Por su parte, el monumento de una loba amamantando a dos pequeños no es un simple modelo a escala de tres figuras elegidas arbitrariamente, sino el fetiche universal de un mito preservado en la memoria colectiva de los pueblos occidentales: el de Rómulo y Remo, encargados de fundar Roma, siendo alimentados por la loba Luperca. 

Siendo así, diríamos que los monumentos reflejan una visión de mundo y ayudan a preservarla, fijándola a diario en el inconsciente de cientos de personas que ya ni se dan cuenta de la existencia de estas estatuas, pero pasan a su lado.

Haciendo un recorrido desde la Plaza del Papa, al final de la Avenida de las Américas, en la Ciudad de Guatemala, hasta el Hipódromo del Norte en la zona 2, se pueden notar varias cosas: prácticamente todos los monumentos corresponden a personajes masculinos, ladinos, mestizos o criollos de la historia política, eclesial y militar de nuestro país. Apenas un escritor. Eso dice mucho.

En medio de todos ellos, las estatuas de solo dos mujeres: la de una madre con su niño en brazos y la de Dolores Bedoya de Molina. En el primer caso, el símbolo corresponde a “la mujer”, como categoría universal sin nombre propio, destinada al único y sagrado deber de la maternidad. No ella sola, sino como madre de la patria (por cierto, creo que así le decían a las falangistas en tiempos de Franco). En el segundo caso, la efigie de una prócer de nuestra independencia, que no firmó el Acta de Independencia como sí lo hizo su esposo, pero que la noche de aquel 14 de septiembre de 1821 convocó a muchos para que apoyaran esta gesta.

Dos modelos que perviven en la memoria de la sociedad guatemalteca actual: el de la mujer madre, cuyo mandato único es reproducir biológicamente a la especie, o el de la mujer que da vida al famoso aforismo que reza que “detrás de un gran hombre, hay una gran mujer”.

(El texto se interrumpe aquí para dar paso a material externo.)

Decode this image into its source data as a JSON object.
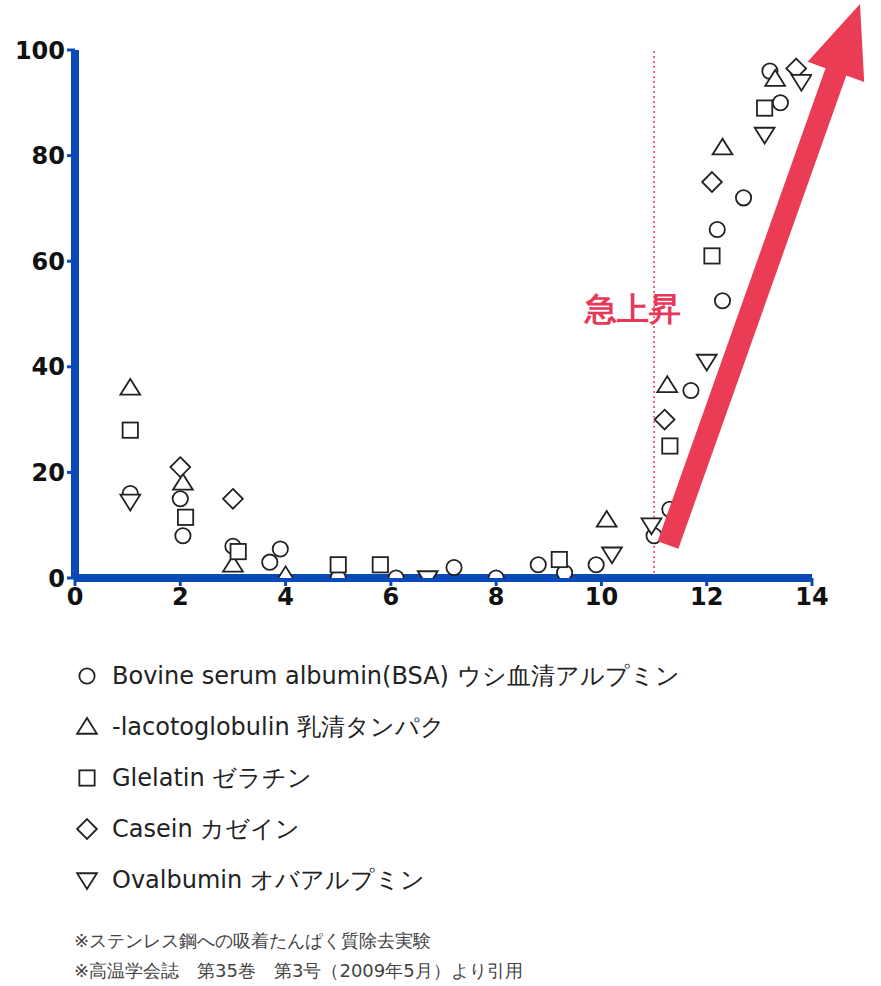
{
  "chart_data": {
    "type": "scatter",
    "xlim": [
      0,
      14
    ],
    "xticks": [
      0,
      2,
      4,
      6,
      8,
      10,
      12,
      14
    ],
    "ylim": [
      0,
      100
    ],
    "yticks": [
      0,
      20,
      40,
      60,
      80,
      100
    ],
    "series": [
      {
        "name": "Bovine serum albumin(BSA) ウシ血清アルプミン",
        "color": "#222222",
        "marker": "circle",
        "x": [
          1.05,
          2.0,
          2.05,
          3.0,
          3.9,
          3.7,
          5.0,
          6.1,
          7.2,
          8.0,
          8.8,
          9.3,
          9.9,
          11.0,
          11.3,
          11.7,
          12.3,
          12.2,
          12.7,
          13.2,
          13.4
        ],
        "values": [
          16,
          15,
          8,
          6,
          5.5,
          3,
          0,
          0,
          2,
          0,
          2.5,
          1,
          2.5,
          8,
          13,
          35.5,
          52.5,
          66,
          72,
          96,
          90
        ]
      },
      {
        "name": "-lacotoglobulin 乳清タンパク",
        "color": "#222222",
        "marker": "triangle",
        "x": [
          1.05,
          2.05,
          3.0,
          4.0,
          10.1,
          11.25,
          12.3,
          13.3
        ],
        "values": [
          36,
          18,
          2.5,
          0.5,
          11,
          36.5,
          81.5,
          94.5
        ]
      },
      {
        "name": "Glelatin ゼラチン",
        "color": "#222222",
        "marker": "square",
        "x": [
          1.05,
          2.1,
          3.1,
          5.0,
          5.8,
          9.2,
          11.3,
          12.1,
          13.1
        ],
        "values": [
          28,
          11.5,
          5,
          2.5,
          2.5,
          3.5,
          25,
          61,
          89
        ]
      },
      {
        "name": "Casein カゼイン",
        "color": "#222222",
        "marker": "diamond",
        "x": [
          2.0,
          3.0,
          11.2,
          12.1,
          13.7
        ],
        "values": [
          21,
          15,
          30,
          75,
          96.5
        ]
      },
      {
        "name": "Ovalbumin オバアルプミン",
        "color": "#222222",
        "marker": "triangle-down",
        "x": [
          1.05,
          6.7,
          10.2,
          10.95,
          12.0,
          13.1,
          13.8
        ],
        "values": [
          14.5,
          0,
          4.5,
          10,
          41,
          84,
          94
        ]
      }
    ],
    "annotations": [
      {
        "text": "急上昇",
        "x": 10.6,
        "y": 51,
        "color": "#e8385a"
      }
    ],
    "reference_lines": [
      {
        "x": 11,
        "color": "#e8385a",
        "line_style": "dotted"
      }
    ],
    "notes": [
      "※ステンレス鋼への吸着たんぱく質除去実験",
      "※高温学会誌　第35巻　第3号（2009年5月）より引用"
    ]
  }
}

En el mismo sentido, el nombre de una calle, de un puente, de una escuela o de un estadio es mucho más que un nombre. Significa haberle otorgado a un territorio físico, la posibilidad de ser arqueología de una memoria colectiva y el reflejo de una subjetividad, de una visión de mundo.

De allí que tengamos un estadio Mateo Flores, por ejemplo, que nos hace sentir orgullosos. Dicho todo lo anterior, perdonen la insistencia, pero no considero de menor importancia el hecho de que un paso a desnivel sea llamado Jorge Ubico.

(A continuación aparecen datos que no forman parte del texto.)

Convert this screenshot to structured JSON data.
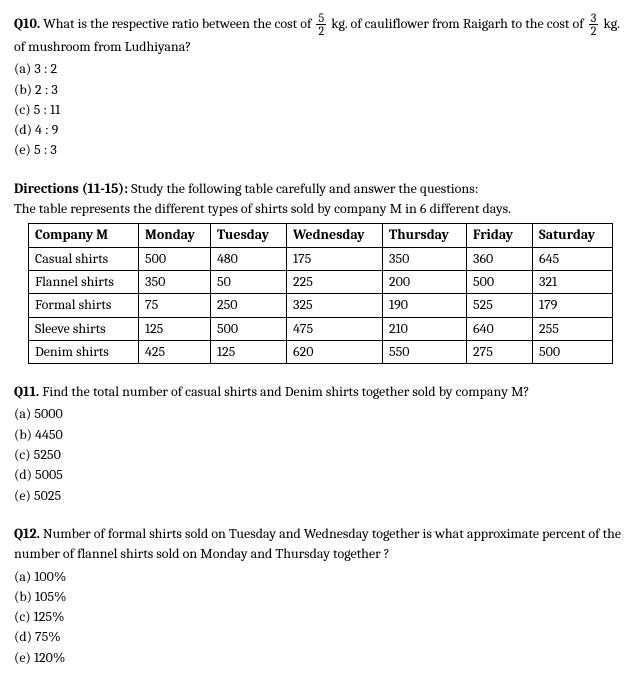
{
  "q10": {
    "label": "Q10.",
    "text_part1": "What is the respective ratio between the cost of ",
    "frac1_num": "5",
    "frac1_den": "2",
    "text_part2": " kg. of cauliflower from Raigarh to the cost of ",
    "frac2_num": "3",
    "frac2_den": "2",
    "text_part3": " kg. of mushroom from Ludhiyana?",
    "options": {
      "a": "(a) 3 : 2",
      "b": "(b) 2 : 3",
      "c": "(c) 5 : 11",
      "d": "(d) 4 : 9",
      "e": "(e) 5 : 3"
    }
  },
  "directions": {
    "label": "Directions (11-15):",
    "text": " Study the following table carefully and answer the questions:",
    "subtext": "The table represents the different types of shirts sold by company M in 6 different days."
  },
  "table": {
    "headers": [
      "Company M",
      "Monday",
      "Tuesday",
      "Wednesday",
      "Thursday",
      "Friday",
      "Saturday"
    ],
    "rows": [
      [
        "Casual shirts",
        "500",
        "480",
        "175",
        "350",
        "360",
        "645"
      ],
      [
        "Flannel shirts",
        "350",
        "50",
        "225",
        "200",
        "500",
        "321"
      ],
      [
        "Formal shirts",
        "75",
        "250",
        "325",
        "190",
        "525",
        "179"
      ],
      [
        "Sleeve shirts",
        "125",
        "500",
        "475",
        "210",
        "640",
        "255"
      ],
      [
        "Denim shirts",
        "425",
        "125",
        "620",
        "550",
        "275",
        "500"
      ]
    ],
    "col_widths": [
      "110px",
      "72px",
      "76px",
      "96px",
      "84px",
      "66px",
      "80px"
    ]
  },
  "q11": {
    "label": "Q11.",
    "text": " Find the total number of casual shirts and Denim shirts together sold by company M?",
    "options": {
      "a": "(a) 5000",
      "b": "(b) 4450",
      "c": "(c) 5250",
      "d": "(d) 5005",
      "e": "(e) 5025"
    }
  },
  "q12": {
    "label": "Q12.",
    "text": " Number of formal shirts sold on Tuesday and Wednesday together is what approximate percent of the number of flannel shirts sold on Monday and Thursday together ?",
    "options": {
      "a": "(a) 100%",
      "b": "(b) 105%",
      "c": "(c) 125%",
      "d": "(d) 75%",
      "e": "(e) 120%"
    }
  }
}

Una cosa es que entre gitanos se lean las manos a través de las décadas, y otra muy distinta es que tengamos que aceptar y aguantar que un lugar de nuestra ciudad tenga nombre de tiranía, racismo e ignorancia.

¿Le damos a un paso a desnivel de nuestra ciudad el nombre de aquel Jorge Ubico que redujo el salario de los campesinos a la mitad y otorgó a los cafetaleros y bananeros de su época licencia de matar, al sancionar el decreto 2795 que decía: “Están exentos de responsabilidad criminal los propietarios de fincas...”? Estas cosas hay que recordarlas una y otra vez.

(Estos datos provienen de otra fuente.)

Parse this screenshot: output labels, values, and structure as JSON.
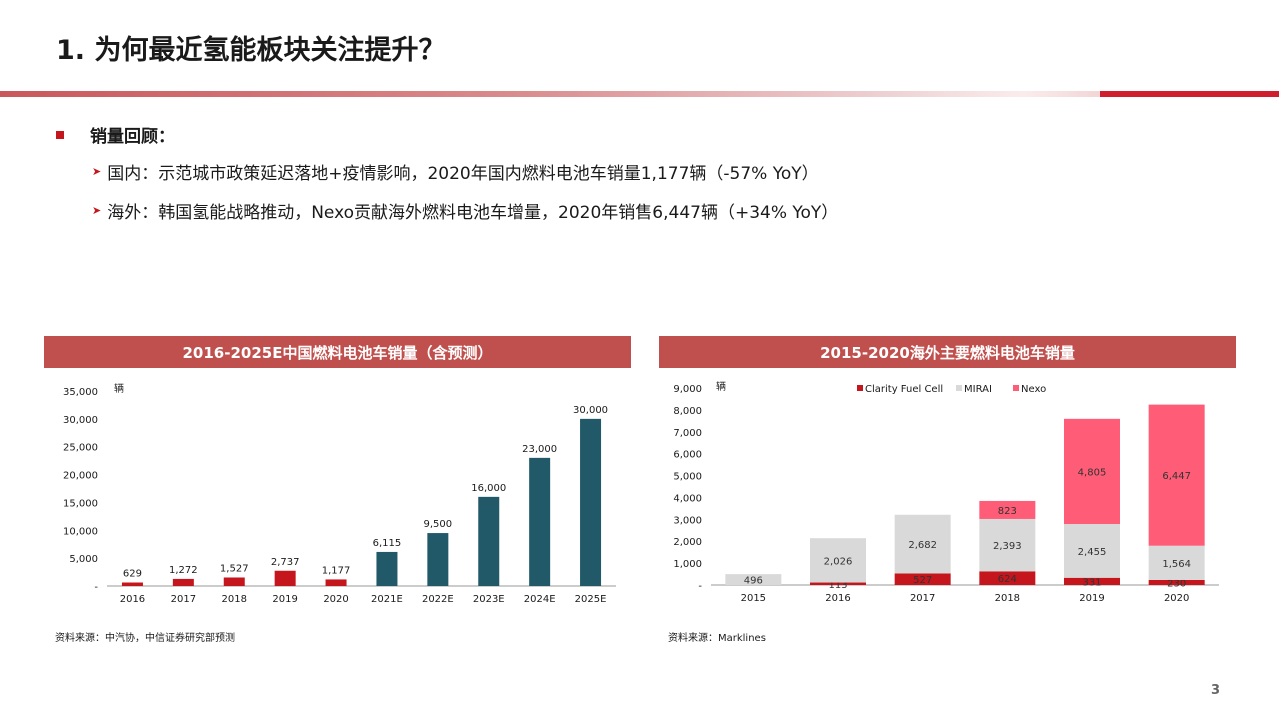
{
  "slide": {
    "title": "1. 为何最近氢能板块关注提升？",
    "bullet_heading": "销量回顾：",
    "bullets": [
      "国内：示范城市政策延迟落地+疫情影响，2020年国内燃料电池车销量1,177辆（-57% YoY）",
      "海外：韩国氢能战略推动，Nexo贡献海外燃料电池车增量，2020年销售6,447辆（+34% YoY）"
    ],
    "page_number": "3",
    "colors": {
      "accent": "#c4161c",
      "header_band": "#c0504d"
    }
  },
  "chart_data": [
    {
      "type": "bar",
      "title": "2016-2025E中国燃料电池车销量（含预测）",
      "ylabel": "辆",
      "categories": [
        "2016",
        "2017",
        "2018",
        "2019",
        "2020",
        "2021E",
        "2022E",
        "2023E",
        "2024E",
        "2025E"
      ],
      "values": [
        629,
        1272,
        1527,
        2737,
        1177,
        6115,
        9500,
        16000,
        23000,
        30000
      ],
      "value_labels": [
        "629",
        "1,272",
        "1,527",
        "2,737",
        "1,177",
        "6,115",
        "9,500",
        "16,000",
        "23,000",
        "30,000"
      ],
      "bar_colors": [
        "#c4161c",
        "#c4161c",
        "#c4161c",
        "#c4161c",
        "#c4161c",
        "#215968",
        "#215968",
        "#215968",
        "#215968",
        "#215968"
      ],
      "yticks": [
        "-",
        "5,000",
        "10,000",
        "15,000",
        "20,000",
        "25,000",
        "30,000",
        "35,000"
      ],
      "ytick_values": [
        0,
        5000,
        10000,
        15000,
        20000,
        25000,
        30000,
        35000
      ],
      "ylim": [
        0,
        35000
      ],
      "grid": false,
      "source": "资料来源：中汽协，中信证券研究部预测"
    },
    {
      "type": "bar",
      "stacked": true,
      "title": "2015-2020海外主要燃料电池车销量",
      "ylabel": "辆",
      "categories": [
        "2015",
        "2016",
        "2017",
        "2018",
        "2019",
        "2020"
      ],
      "series": [
        {
          "name": "Clarity Fuel Cell",
          "color": "#c4161c",
          "values": [
            0,
            113,
            527,
            624,
            331,
            230
          ],
          "labels": [
            "",
            "113",
            "527",
            "624",
            "331",
            "230"
          ]
        },
        {
          "name": "MIRAI",
          "color": "#d9d9d9",
          "values": [
            496,
            2026,
            2682,
            2393,
            2455,
            1564
          ],
          "labels": [
            "496",
            "2,026",
            "2,682",
            "2,393",
            "2,455",
            "1,564"
          ]
        },
        {
          "name": "Nexo",
          "color": "#ff5c77",
          "values": [
            0,
            0,
            0,
            823,
            4805,
            6447
          ],
          "labels": [
            "",
            "",
            "",
            "823",
            "4,805",
            "6,447"
          ]
        }
      ],
      "yticks": [
        "-",
        "1,000",
        "2,000",
        "3,000",
        "4,000",
        "5,000",
        "6,000",
        "7,000",
        "8,000",
        "9,000"
      ],
      "ytick_values": [
        0,
        1000,
        2000,
        3000,
        4000,
        5000,
        6000,
        7000,
        8000,
        9000
      ],
      "ylim": [
        0,
        9000
      ],
      "legend": "top",
      "grid": false,
      "source": "资料来源：Marklines"
    }
  ]
}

Al haber tantos nombres de países solidarios, de grandes mujeres y hombres de Guatemala que han dado su vida como verdaderos patriotas, de maestros, deportistas, creadores, intelectuales, médicos y hasta nombres abstractos como “justicia”, “luz” o algo parecido, ¿tenemos que aceptar que nos impongan el de un dictador cuyo máximo logro fue construir edificios, algo que es una obligación menor y hasta secundaria de todo gobernante frente al hambre y la marginación de un pueblo entero? Perdonen la insistencia, pero no es un asunto de poca monta o de escasa intencionalidad; si las calles y avenidas de nuestra ciudad han de tener nombres, que sea un nombre que hable de humanidad.